When I’m wasting my time on Facebook or NPR or looking at all the emails I haven’t taken care of yet, I mostly don’t feel bad for my children who are blissfully playing and enjoying life, I feel bad for me because I’m ignoring the endless sea of things I have to do because sometimes it’s almost easier to ignore it than it is to try and conquer it.  Right now, at this very moment, there are so many things I could be doing (and my kids have been in bed for quite some time), but I’m choosing to write this blog instead.  See what I mean?

Awhile ago, I posted this on my FB page:

http://www.huffingtonpost.com/bunmi-laditan/im-done-making-my-kids-childhood-magical_b_5062838.html

I am nearly 100% with the author of that one.  I don’t have a single memory of any adult actively playing with me from my childhood.  We played by ourselves (my sisters and I) or with friends.  I think I turned out alright.

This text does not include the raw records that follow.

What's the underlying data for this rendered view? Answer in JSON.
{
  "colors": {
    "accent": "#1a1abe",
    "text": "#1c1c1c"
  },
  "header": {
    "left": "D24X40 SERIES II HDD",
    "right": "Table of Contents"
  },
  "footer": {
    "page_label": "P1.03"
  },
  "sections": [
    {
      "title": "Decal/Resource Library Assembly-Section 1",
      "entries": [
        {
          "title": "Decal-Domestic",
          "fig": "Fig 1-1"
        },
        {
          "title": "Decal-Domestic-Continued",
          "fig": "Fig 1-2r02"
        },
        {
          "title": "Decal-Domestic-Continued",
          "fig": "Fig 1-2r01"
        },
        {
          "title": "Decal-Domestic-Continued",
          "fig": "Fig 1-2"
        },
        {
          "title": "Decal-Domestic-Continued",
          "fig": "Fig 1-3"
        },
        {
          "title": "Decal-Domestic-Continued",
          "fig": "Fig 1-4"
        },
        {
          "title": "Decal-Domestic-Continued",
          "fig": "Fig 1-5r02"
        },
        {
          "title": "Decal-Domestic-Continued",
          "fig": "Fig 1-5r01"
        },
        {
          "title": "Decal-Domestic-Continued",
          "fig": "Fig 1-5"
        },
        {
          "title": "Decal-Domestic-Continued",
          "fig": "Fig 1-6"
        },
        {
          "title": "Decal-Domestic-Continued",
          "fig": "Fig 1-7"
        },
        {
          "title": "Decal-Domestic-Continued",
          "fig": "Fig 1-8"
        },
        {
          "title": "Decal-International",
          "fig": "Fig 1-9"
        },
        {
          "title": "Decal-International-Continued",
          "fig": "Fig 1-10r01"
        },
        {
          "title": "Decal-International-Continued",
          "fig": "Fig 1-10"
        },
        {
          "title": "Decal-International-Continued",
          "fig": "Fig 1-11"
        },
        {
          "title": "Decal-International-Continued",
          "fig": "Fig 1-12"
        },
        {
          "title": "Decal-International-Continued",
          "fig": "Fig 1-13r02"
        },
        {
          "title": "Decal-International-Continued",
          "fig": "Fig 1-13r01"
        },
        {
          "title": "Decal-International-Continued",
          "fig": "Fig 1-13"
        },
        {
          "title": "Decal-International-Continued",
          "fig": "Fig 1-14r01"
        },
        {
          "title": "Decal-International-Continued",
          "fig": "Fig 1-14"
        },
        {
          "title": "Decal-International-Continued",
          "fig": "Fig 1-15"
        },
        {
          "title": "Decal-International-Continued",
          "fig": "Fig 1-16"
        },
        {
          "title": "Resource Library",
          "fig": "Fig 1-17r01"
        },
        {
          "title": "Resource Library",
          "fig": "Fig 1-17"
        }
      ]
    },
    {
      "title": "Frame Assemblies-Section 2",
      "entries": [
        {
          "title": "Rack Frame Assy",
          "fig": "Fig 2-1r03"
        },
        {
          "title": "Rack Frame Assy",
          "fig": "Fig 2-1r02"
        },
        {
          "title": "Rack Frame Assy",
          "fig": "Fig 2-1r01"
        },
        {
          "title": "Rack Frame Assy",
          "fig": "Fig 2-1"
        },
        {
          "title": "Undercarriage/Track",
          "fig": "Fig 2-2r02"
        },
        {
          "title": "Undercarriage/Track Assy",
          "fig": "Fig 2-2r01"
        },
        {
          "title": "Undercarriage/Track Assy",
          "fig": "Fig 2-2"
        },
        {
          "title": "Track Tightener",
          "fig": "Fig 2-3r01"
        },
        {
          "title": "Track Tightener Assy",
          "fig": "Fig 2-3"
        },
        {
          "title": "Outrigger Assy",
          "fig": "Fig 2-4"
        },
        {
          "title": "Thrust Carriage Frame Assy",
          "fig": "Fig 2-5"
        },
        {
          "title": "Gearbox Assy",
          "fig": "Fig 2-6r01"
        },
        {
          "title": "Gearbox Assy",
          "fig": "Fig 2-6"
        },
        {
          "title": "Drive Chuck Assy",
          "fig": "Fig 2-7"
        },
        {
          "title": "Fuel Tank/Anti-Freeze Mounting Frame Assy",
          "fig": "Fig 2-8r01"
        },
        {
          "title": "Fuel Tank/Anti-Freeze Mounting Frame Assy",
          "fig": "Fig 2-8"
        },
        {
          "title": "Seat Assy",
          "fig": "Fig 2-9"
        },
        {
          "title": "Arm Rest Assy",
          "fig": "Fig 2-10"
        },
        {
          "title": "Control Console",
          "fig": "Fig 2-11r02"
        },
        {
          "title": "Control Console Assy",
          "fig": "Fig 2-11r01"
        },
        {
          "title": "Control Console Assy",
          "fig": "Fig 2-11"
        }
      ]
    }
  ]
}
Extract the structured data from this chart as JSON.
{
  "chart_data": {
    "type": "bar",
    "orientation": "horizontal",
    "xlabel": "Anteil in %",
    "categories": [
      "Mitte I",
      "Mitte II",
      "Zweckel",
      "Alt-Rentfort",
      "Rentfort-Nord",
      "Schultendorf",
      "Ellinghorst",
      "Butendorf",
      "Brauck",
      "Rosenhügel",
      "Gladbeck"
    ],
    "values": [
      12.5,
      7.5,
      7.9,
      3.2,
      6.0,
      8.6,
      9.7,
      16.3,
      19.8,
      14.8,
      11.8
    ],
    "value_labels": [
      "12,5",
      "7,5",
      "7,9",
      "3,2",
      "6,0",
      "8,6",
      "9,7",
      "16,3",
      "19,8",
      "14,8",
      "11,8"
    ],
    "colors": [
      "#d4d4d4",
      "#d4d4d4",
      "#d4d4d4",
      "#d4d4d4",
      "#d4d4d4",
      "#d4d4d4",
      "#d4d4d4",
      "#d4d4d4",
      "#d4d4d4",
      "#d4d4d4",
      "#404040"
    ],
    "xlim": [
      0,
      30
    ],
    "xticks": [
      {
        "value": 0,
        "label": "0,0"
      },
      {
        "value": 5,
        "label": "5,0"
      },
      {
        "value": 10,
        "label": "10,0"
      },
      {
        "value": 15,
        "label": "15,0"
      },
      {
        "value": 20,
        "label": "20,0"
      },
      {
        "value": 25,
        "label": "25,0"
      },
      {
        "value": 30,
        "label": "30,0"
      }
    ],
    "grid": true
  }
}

My point is that not only do you not know what the rest of the day has been like for the “mom on the iphone” at the park, but her day may NOT have been all about her kids (as the second author suggests).  And so what?  She’s still allowed to be on her phone, and you’re still not allowed to judge her.  If she’s anything like me, she’s trying to get shit done while her kids are having a blast at the playground.  Just like I’m trying to get shit done while they’re squealing with glee while at the water table or when they both climb into the crib and play “house” for a half an hour.  So, if I’m wasting my time on social media, I don’t feel bad for my kids who lead a life where they get to play pretty much all day, everyday, I feel bad for me because I’m not getting the shit done that needs to get done.